手術後の痛みを抑える方法は、以前に比べてかなり進歩していると思います。手術中にステロイド薬などを投与して炎症を抑えたり手術後も様々な鎮痛薬を使ったり、麻酔科の先生による神経ブロックなどの疼痛管理を実施したりしている施設も多いと思います。術後の痛みがかなり改善されているために、手術の翌日から体重をかけてリハビリを行うことができるようになっています。
一般的には手術の翌日からリハビリを開始する施設が多いと思います。最初は体重をかけて立ち上がり、次に歩く膝を曲げ伸ばしする訓練や階段昇降などをして、杖をついてでもしっかり歩けるようになったら退院という流れが多いと思います。手術後のリハビリについては、手術前の筋力がどの程度あったかでかなり違いが出ます。もともと筋力があった場合は、退院時には杖なしで階段の昇り降りもできてしまうほど回復される方もおられます。一方、手術前に筋力がかなり落ちてしまっていると退院時は杖が必要になったり、あるいはリハビリ病院などに転院してじっくりリハビリを続けてからご自宅に戻られる方も少なくありません。

人工関節を長持ちさせるために、どんなことに注意が必要ですか?

体重をコントロールする

近年の人工関節は20年~30年持つともいわれており、そう考えると60代後半で手術を受けた方は一生持つことが期待されます。ただし、太りすぎてしまうと人工関節に過剰な負担がかかり耐久性に影響が出るので、体重をコントロールされたほうがいいと思います。また、感染症にも注意が必要です。虫歯や歯周病、尿路感染症などが原因となり感染症を引き起こすと入れ替えの手術が必要になることがあります。特に、糖尿病や腎臓病などの持病を抱えている方は感染症のリスクが高くなるので、手術前だけでなく手術後も継続的な治療と注意が必要です。
身体がぶつかり合う激しいスポーツやジャンプを伴う運動は控えていただきたいですが、ゴルフやウォーキング、自転車、水泳といったスポーツや運動は膝関節に過度な負担がかからずお勧めできるので、それほど神経質にならずにご自身がやりたいことをどんどん行ってほしいと思います。

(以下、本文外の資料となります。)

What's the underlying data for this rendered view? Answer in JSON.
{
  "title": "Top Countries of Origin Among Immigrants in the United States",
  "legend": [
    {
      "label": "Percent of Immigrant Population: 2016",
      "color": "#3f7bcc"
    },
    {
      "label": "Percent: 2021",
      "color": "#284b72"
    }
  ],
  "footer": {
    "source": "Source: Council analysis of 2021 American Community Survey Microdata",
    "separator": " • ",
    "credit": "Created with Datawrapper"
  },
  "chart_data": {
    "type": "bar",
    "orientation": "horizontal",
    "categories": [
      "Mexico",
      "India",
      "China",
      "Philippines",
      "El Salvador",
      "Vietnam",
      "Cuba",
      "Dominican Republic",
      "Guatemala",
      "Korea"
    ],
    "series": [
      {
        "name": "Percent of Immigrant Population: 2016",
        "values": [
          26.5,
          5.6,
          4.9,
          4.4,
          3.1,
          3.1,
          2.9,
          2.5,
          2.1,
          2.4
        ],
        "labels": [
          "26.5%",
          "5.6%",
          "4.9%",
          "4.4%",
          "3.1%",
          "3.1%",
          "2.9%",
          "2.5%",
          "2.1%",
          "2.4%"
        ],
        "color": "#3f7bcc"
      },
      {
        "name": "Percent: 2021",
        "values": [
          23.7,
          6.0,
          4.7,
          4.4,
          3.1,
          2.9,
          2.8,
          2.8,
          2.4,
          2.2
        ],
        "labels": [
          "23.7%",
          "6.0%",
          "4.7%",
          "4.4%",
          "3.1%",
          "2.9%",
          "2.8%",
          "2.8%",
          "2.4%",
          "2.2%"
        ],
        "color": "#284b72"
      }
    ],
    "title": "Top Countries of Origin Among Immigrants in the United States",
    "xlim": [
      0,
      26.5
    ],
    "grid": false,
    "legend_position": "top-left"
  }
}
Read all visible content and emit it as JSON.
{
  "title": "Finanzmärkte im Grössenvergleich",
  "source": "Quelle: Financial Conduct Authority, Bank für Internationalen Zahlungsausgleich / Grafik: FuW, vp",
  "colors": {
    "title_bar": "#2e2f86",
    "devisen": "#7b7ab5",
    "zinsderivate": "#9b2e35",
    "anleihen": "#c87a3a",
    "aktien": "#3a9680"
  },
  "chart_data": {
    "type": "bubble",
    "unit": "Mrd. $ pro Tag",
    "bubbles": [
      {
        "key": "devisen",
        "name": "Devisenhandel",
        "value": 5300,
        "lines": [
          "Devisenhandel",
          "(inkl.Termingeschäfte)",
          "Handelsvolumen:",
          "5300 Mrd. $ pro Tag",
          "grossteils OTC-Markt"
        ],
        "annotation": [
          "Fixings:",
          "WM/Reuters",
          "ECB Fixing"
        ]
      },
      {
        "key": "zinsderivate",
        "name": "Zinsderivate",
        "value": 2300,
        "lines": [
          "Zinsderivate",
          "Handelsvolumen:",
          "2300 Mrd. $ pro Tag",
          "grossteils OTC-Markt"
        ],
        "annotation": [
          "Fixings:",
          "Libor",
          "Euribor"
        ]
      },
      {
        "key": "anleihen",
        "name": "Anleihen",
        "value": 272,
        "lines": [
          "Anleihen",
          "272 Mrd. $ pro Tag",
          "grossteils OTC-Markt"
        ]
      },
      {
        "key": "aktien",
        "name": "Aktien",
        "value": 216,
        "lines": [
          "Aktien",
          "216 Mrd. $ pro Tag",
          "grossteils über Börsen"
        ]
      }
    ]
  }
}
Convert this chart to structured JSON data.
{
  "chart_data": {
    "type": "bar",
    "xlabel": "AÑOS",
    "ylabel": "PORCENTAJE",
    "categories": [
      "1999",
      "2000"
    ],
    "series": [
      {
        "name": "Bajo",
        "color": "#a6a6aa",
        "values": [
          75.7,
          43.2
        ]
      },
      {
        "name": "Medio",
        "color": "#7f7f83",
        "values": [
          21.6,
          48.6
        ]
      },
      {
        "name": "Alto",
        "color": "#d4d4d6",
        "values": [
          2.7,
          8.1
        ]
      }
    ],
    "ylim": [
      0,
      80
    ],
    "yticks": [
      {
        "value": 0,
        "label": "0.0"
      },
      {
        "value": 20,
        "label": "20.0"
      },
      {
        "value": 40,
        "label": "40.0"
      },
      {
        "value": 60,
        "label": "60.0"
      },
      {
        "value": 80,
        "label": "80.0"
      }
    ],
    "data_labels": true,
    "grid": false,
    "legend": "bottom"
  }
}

膝の痛みに悩んでいる方へメッセージをお願いいたします

膝の痛みを歳のせいにするなど、ご自分で判断してしまうのは良くありません。客観的に正確に診断してもらうために、お近くの整形外科医にご相談ください。受診してもその助言に納得できないようであれば、セカンドオピニオンも利用してご自身が納得されてから治療を開始したほうが良いと思います。人工関節の手術方法は進歩していますが、あまり先延ばしにすると合併症のリスクが高くなったり、リハビリに時間がかかったりとご自身が期待しているほどの満足度を得られないことがあります。
進行していく病気に対して我慢を重ねるよりも、限界を感じたら手術も治療の選択肢の一つとして考えてみてください。手術支援ロボット等を含めて整形外科の治療も進歩しています。我慢を重ねてこれからの人生を棒に振ることがないよう、しっかりご自身の人生を考えてみることも大切だと思います。